Justiça do Amazonas admite a utilização de provas produzidas em processo distinto

Em decisão de natureza previdenciária não pode subsistir a fundamentação em desfavor do trabalhador de que tenha se utilizado no processo de provas que já teriam sido juntadas em processo distinto daquele que pede concessão de auxílio-acidente, assim decidiu a Primeira Câmara Cível, ao acolher recurso de apelação de Gisele da Silva Vidal contra decisão da 10ª. Vara Cível e de Acidentes de Trabalho que negou deferimento a pedido de segurada do INSS que solicitou o Auxílio-Acidente, fazendo juntar, no entanto, provas produzidas em outro processo. O Recurso foi conhecido e provido pelo Colegiado de Desembargadores do Tribunal de Justiça, por sua 1ª. Câmara Cível, que concluiu que nosso sistema jurídico admite, além do princípio do livre convencimento motivado, o também principio da admissão de provas emprestadas. Foi relator do recurso a Desembargadora Maria das Graças Pessoa Figueiredo.

“Em apelação de natureza previdenciária, com pedido de concessão de auxílio-acidente, com laudo pericial que atesta não haver incapacidade, aplica-se o artigo 49 do Código de Processo Civil combinado com o artigo 369 e 372 do mesmo Código, face a laudo pericial de outro processo, onde há o reconhecimento da incapacidade”.

“Nosso ordenamento jurídico, no art. 470 do CPC, dispõe sobre o Princípio do Livre Convencimento Motivado, ou seja, o magistrado poderá julgar de acordo com o seu livre convencimento os fatos trazidos e produzidos no processo, devendo apenas fundamentar o porquê chegou àquele resultado”

“As provas juntas, por mais que tenham sido produzidas em outro processo, não estão impedidas de serem utilizadas o caso em tela, uma vez que o nosso ordenamento jurídico admite a chama prova emprestada.
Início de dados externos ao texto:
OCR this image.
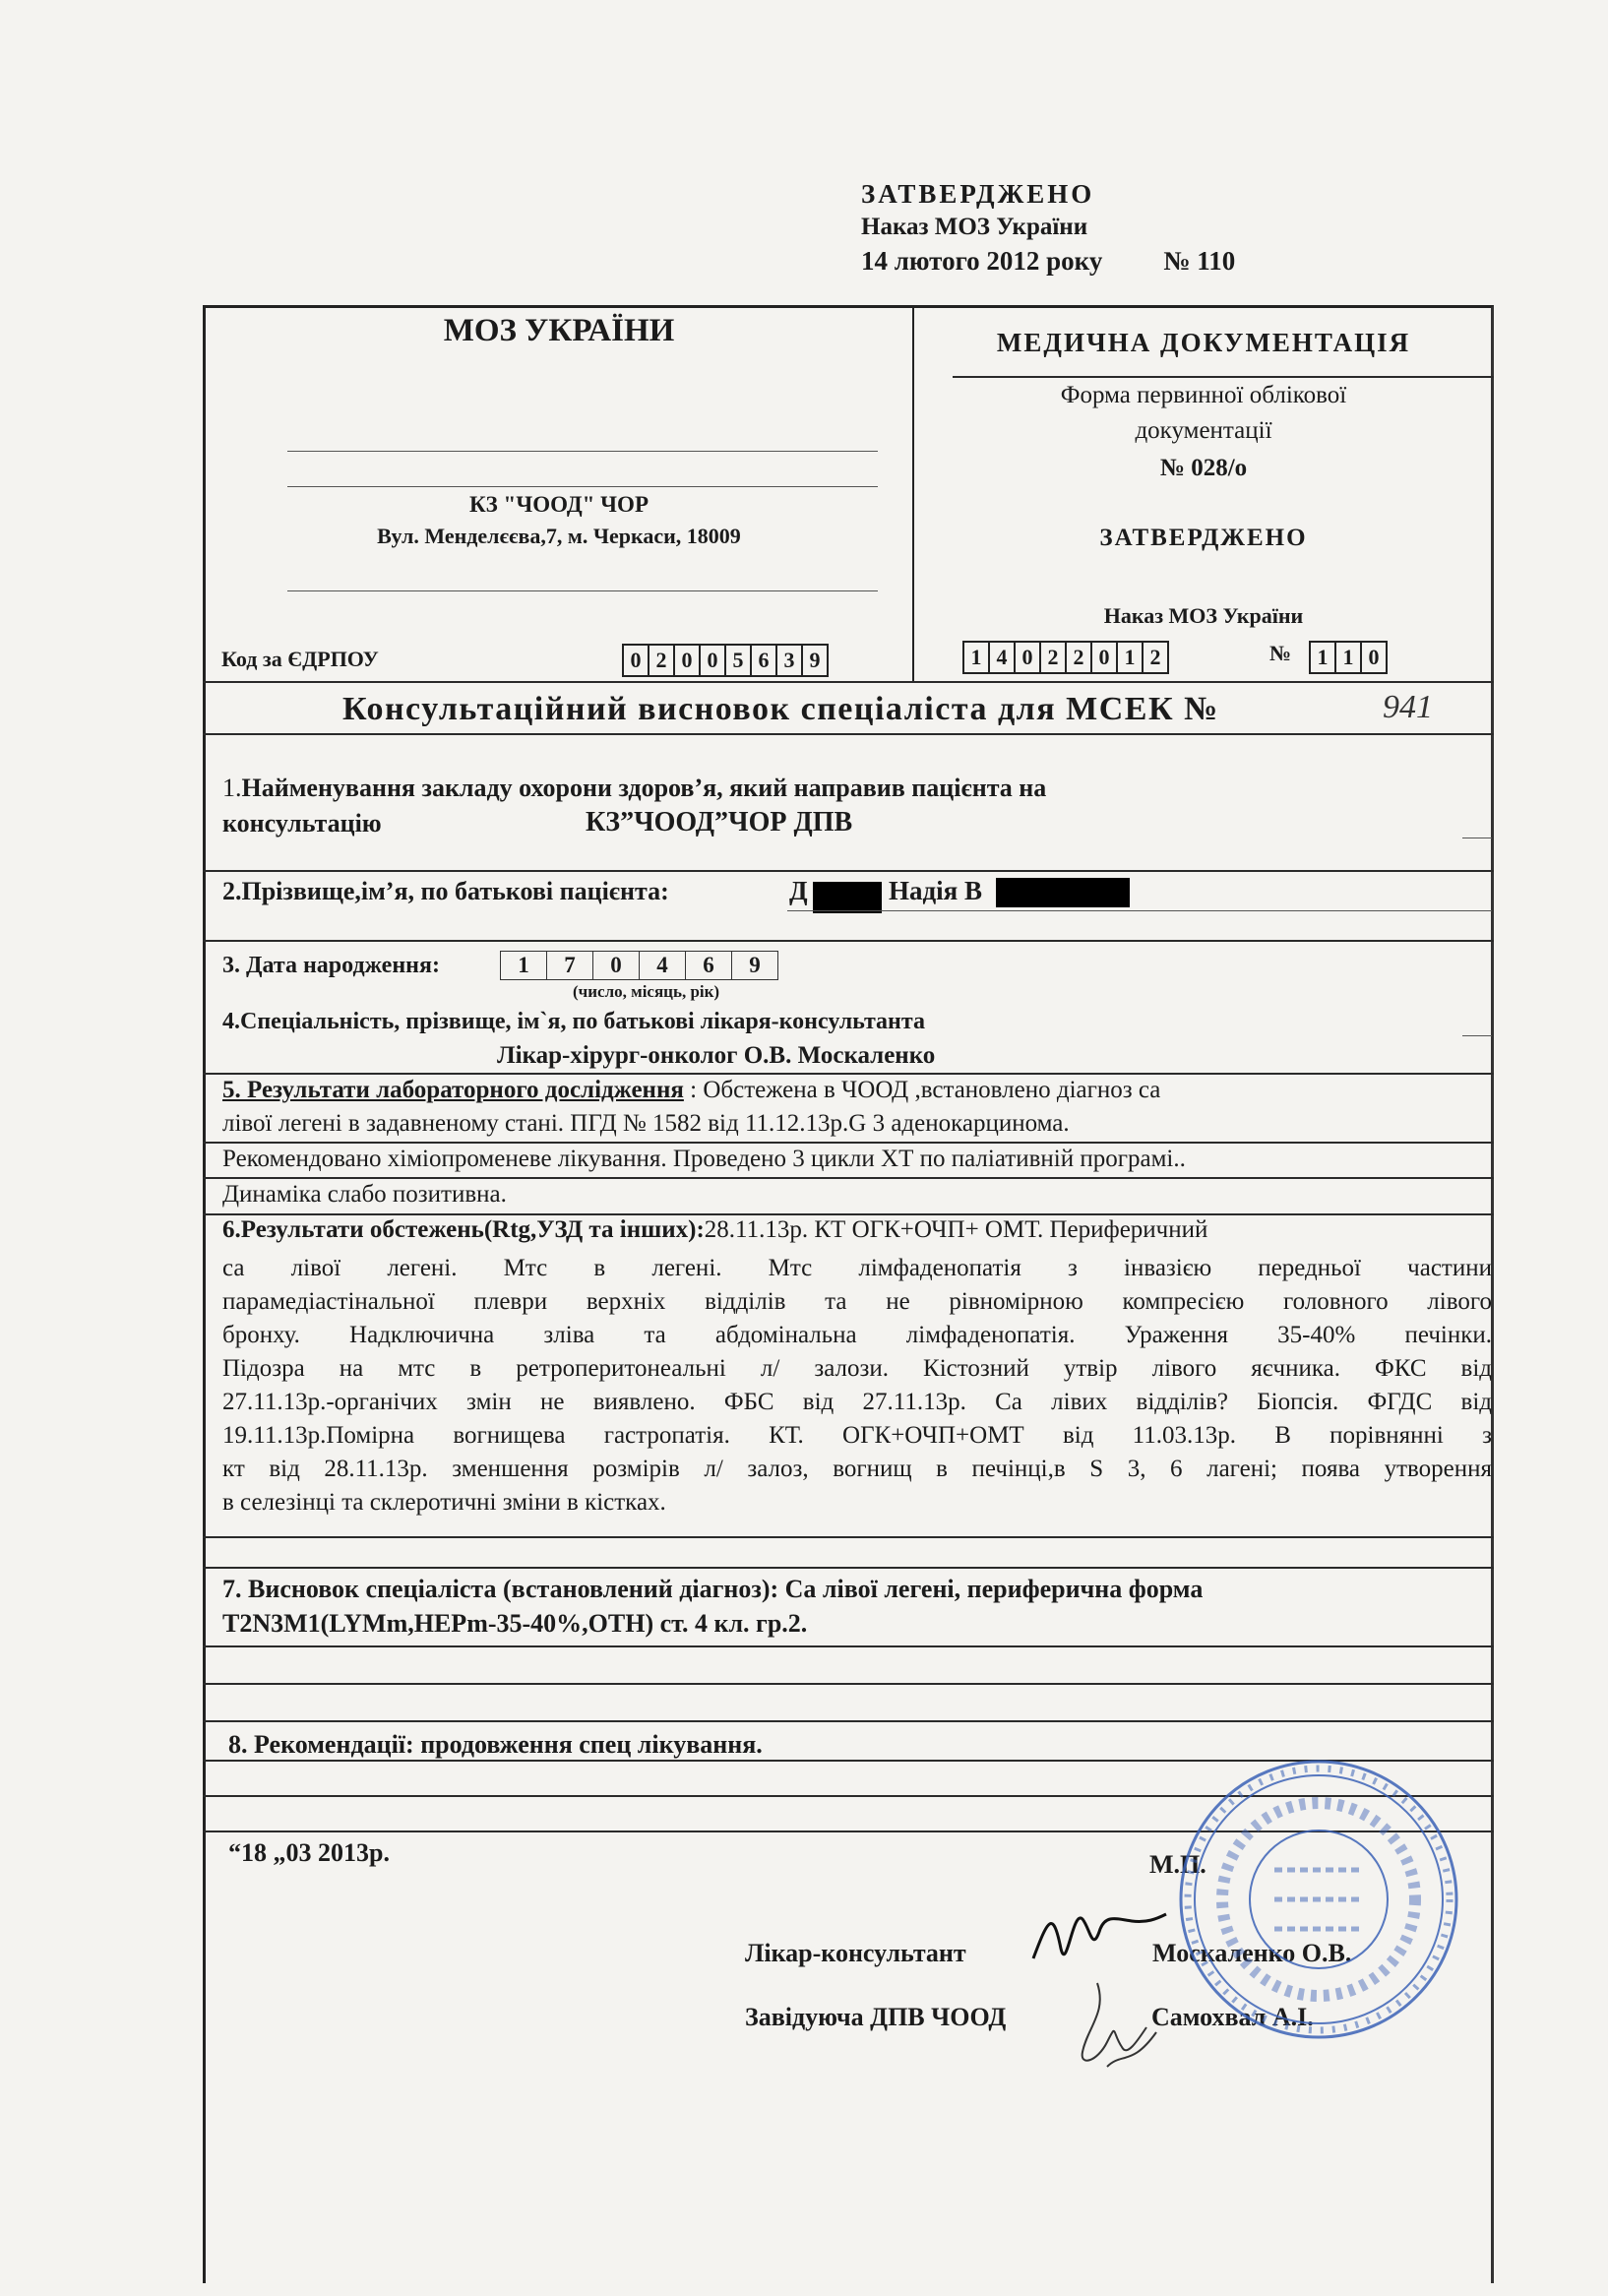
ЗАТВЕРДЖЕНО
Наказ МОЗ України
14 лютого 2012 року № 110
МОЗ УКРАЇНИ
КЗ "ЧООД" ЧОР
Вул. Менделєєва,7, м. Черкаси, 18009
Код за ЄДРПОУ	0 2 0 0 5 6 3 9
МЕДИЧНА ДОКУМЕНТАЦІЯ
Форма первинної облікової
документації
№ 028/о
ЗАТВЕРДЖЕНО
Наказ МОЗ України
1 4 0 2 2 0 1 2	№ 1 1 0
Консультаційний висновок спеціаліста для МСЕК №	941
1.Найменування закладу охорони здоров’я, який направив пацієнта на
консультацію	КЗ”ЧООД”ЧОР ДПВ
2.Прізвище,ім’я, по батькові пацієнта:	Д	Надія В
3. Дата народження:	1	7	0	4	6	9
(число, місяць, рік)
4.Спеціальність, прізвище, ім`я, по батькові лікаря-консультанта
Лікар-хірург-онколог О.В. Москаленко
5. Результати лабораторного дослідження : Обстежена в ЧООД ,встановлено діагноз са
лівої легені в задавненому стані. ПГД № 1582 від 11.12.13р.G 3 аденокарцинома.
Рекомендовано хіміопроменеве лікування. Проведено 3 цикли ХТ по паліативній програмі..
Динаміка слабо позитивна.
6.Результати обстежень(Rtg,УЗД та інших):28.11.13р. КТ ОГК+ОЧП+ ОМТ. Периферичний
са лівої легені. Мтс в легені. Мтс лімфаденопатія з інвазією передньої частини
парамедіастінальної плеври верхніх відділів та не рівномірною компресією головного лівого
бронху. Надключична зліва та абдомінальна лімфаденопатія. Ураження 35-40% печінки.
Підозра на мтс в ретроперитонеальні л/ залози. Кістозний утвір лівого яєчника. ФКС від
27.11.13р.-органічих змін не виявлено. ФБС від 27.11.13р. Са лівих відділів? Біопсія. ФГДС від
19.11.13р.Помірна вогнищева гастропатія. КТ. ОГК+ОЧП+ОМТ від 11.03.13р. В порівнянні з
кт від 28.11.13р. зменшення розмірів л/ залоз, вогнищ в печінці,в S 3, 6 лагені; поява утворення
в селезінці та склеротичні зміни в кістках.
7. Висновок спеціаліста (встановлений діагноз): Са лівої легені, периферична форма
T2N3M1(LYMm,HEPm-35-40%,OTH) ст. 4 кл. гр.2.
8. Рекомендації: продовження спец лікування.
“18 „03 2013р.	М.П.
Лікар-консультант	Москаленко О.В.
Завідуюча ДПВ ЧООД	Самохвал А.І.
Diante da leitura do art. 89 da Lei 8.213, nota-se que os requisitos para a concessão do auxílio-acidente são: possuir a qualidade de segurada, ter sofrido acidente de qualquer natureza, sofrer redução da capacidade para o trabalho e por fim a comprovação do nexo causal entre o acidente e a redução da capacidade, os quais vislumbro estarem preenchidos.”